Following the nation’s first reported case of H6N1 avian influenza infection in humans, any confirmed cases of subtypes of H6 viruses are to be analyzed to help researchers understand possible mutations, the Bureau of Animal and Plant Health Inspection and Quarantine said yesterday.
The bureau already has a monitoring system that systematically tests animals that are more likely to be infected by avian influenza viruses, which include migrant birds and domestic poultry.
At least 25,000 tests are conducted every year, according to the bureau. In addition, the monitoring system has screening in place for the H6 subtype of the avian influenza virus, the bureau said.

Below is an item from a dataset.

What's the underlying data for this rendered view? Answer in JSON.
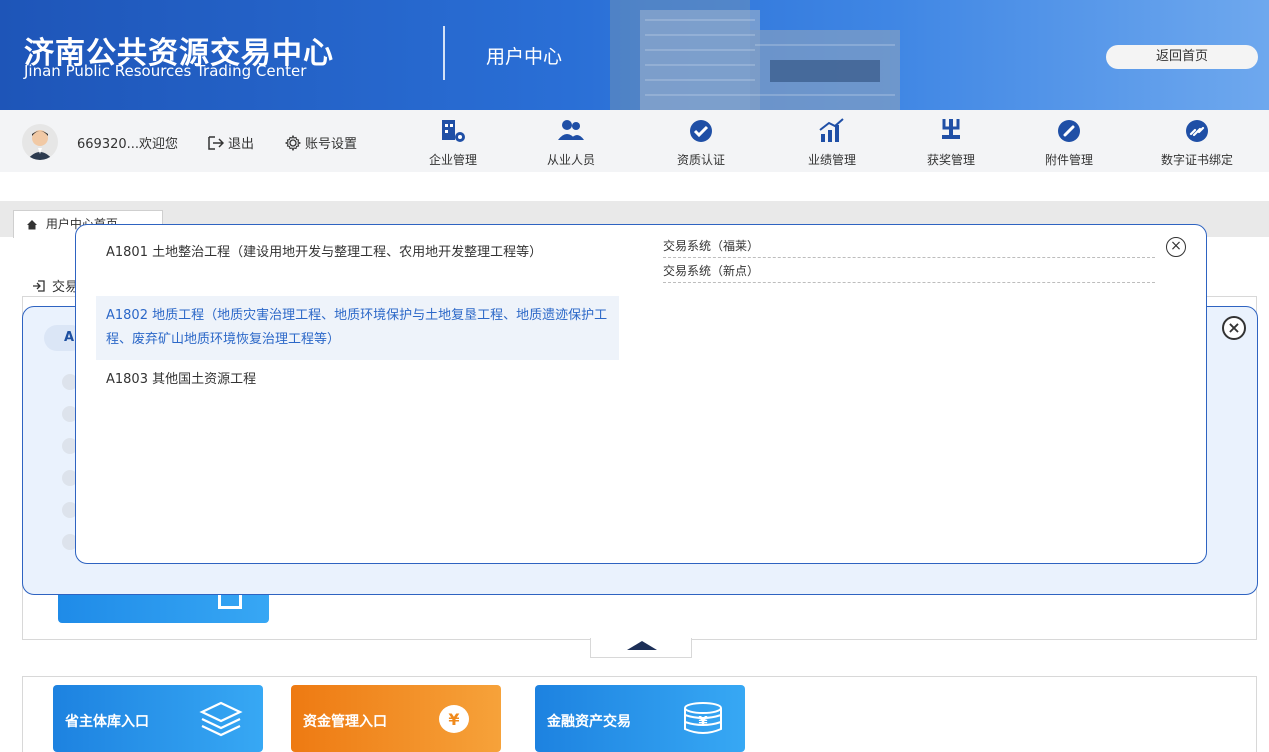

The bureau is to collaborate on the analysis with the Animal Health Research Institute and the Centers for Disease Control (CDC). If any H6 subtype cases are detected at poultry farms it will use the results to create a database to help with future disease prevention measures.
A 20-year-old woman from central Taiwan was hospitalized on May 8 after contracting the H6N1 avian influenza virus and developing symptoms of mild pneumonia, a Department of Health official said on Friday.
She was the nation’s first reported human infection by the flu strain.
The hospital could not classify the subtype of avian influenza found in the woman’s respiratory specimen, so it reported the case to the CDC on May 20, according to a statement on the centers’ Web site.
Genome sequencing by the Centers for Disease Control later confirmed that the virus was a novel avian-origin H6N1 virus.
The woman was discharged from hospital on May 11 after recovering from her illness, the CDC said.